Your original CUBLAS call:

cublasSgemm(cublas_handle,
    CUBLAS_OP_T, CUBLAS_OP_N,
    q_rows_num, x_rows_num, dim,
    &alpha, // 1
    q_device, q_rows_num,
    x, x_rows_num,
    &beta, // 0
    x_q_multiplication, q_rows_num);

was close to correct. Your interpretation of what the leading dimensions should be was correct. What you got wrong was the Op specifiers. If both matrices are row major ordered and the first array needs to be read in its (row major) transposed order, then the operation should be:

#include <cublas_v2.h>

#include <cstring>
#include <iostream>
#include <cuda.h>
#include <cuda_runtime.h>

int main()
{
    int x_rows_num = 4;
    int q_rows_num = 2;
    int dim = 3;

    int N = x_rows_num*dim;
    int M = q_rows_num*dim;

    float x0[12] = {0, 1, 2, 3, 4, 5, 6, 7, 8, 9, 10, 11};
    float q0[6]  = {3, 4, 5, 6, 7, 8 };

    float *x, *q, *x_q_multiplication;
    cudaMallocManaged(&x, N*sizeof(float));
    cudaMallocManaged(&q, M*sizeof(float));
    cudaMallocManaged(&x_q_multiplication, q_rows_num*x_rows_num*dim);

    std::memcpy(x, x0,  N*sizeof(float));
    std::memcpy(q, q0,  M*sizeof(float));

    float *q_device;
    cudaMallocManaged(&q_device, M*sizeof(float));
    cudaMemcpy(q_device, q, M*sizeof(float), cudaMemcpyHostToDevice);

    cublasHandle_t handle;
    cublasCreate(&handle);

    float alpha = 1.f;
    float beta = 0.f;
    cublasSgemm(handle,
            CUBLAS_OP_N, CUBLAS_OP_T,
            q_rows_num, x_rows_num, dim,
            &alpha, // 1
            q_device, q_rows_num,
            x, x_rows_num,
            &beta, // 0
            x_q_multiplication, q_rows_num);

    cudaDeviceSynchronize();

    for (int i = 0; i < q_rows_num*x_rows_num; i++) std::cout << x_q_multiplication[i] << " "; std::cout << std::endl;

    cudaFree(x);
    cudaFree(q);
    cudaFree(x_q_multiplication);
    return 0;
}

which does this for me:

$ nvcc -arch=sm_52 cublas_trans.cu -o cublas_trans -lcublas 
$ ./cublas_trans 
76 88 91 106 106 124 121 142 

and which I believe is the correct answer.

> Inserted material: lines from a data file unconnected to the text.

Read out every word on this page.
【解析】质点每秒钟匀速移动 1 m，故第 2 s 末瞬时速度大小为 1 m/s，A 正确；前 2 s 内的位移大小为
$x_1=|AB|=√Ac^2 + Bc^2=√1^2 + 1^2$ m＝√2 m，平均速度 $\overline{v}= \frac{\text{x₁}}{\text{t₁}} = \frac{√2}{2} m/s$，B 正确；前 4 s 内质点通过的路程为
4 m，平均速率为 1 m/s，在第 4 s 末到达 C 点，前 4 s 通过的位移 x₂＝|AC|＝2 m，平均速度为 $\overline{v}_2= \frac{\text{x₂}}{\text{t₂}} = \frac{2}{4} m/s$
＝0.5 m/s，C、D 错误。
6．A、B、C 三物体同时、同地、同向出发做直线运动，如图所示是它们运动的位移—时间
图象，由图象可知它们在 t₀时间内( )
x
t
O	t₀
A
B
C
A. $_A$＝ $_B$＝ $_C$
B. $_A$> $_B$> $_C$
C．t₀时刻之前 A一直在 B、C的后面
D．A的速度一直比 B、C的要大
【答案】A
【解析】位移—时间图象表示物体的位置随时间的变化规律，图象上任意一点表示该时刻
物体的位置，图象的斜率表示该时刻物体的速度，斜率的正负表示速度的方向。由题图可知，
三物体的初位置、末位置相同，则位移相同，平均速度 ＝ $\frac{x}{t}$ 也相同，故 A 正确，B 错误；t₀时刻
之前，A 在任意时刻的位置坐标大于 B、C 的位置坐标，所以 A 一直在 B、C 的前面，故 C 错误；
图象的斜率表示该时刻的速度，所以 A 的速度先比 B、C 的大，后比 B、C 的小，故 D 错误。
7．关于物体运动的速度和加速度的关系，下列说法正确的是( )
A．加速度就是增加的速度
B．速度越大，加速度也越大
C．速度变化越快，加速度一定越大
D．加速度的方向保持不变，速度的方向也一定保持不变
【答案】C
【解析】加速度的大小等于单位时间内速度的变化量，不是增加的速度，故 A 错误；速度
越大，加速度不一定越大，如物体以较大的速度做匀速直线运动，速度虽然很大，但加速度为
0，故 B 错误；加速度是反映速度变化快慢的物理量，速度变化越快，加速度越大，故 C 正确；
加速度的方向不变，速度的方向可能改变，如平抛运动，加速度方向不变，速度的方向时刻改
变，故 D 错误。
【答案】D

Incidentally, Robert Crovella's now deleted comment, which you say you take offense to was 100% correct. I suspect he read, as I did, your original CUBLAS call, interpreted the arguments and concluded, as I did, and as CUBLAS itself did, that you are trying to multiply a 3x4 matrix and a 3x2 matrix. Which is why the invalid argument error was raised.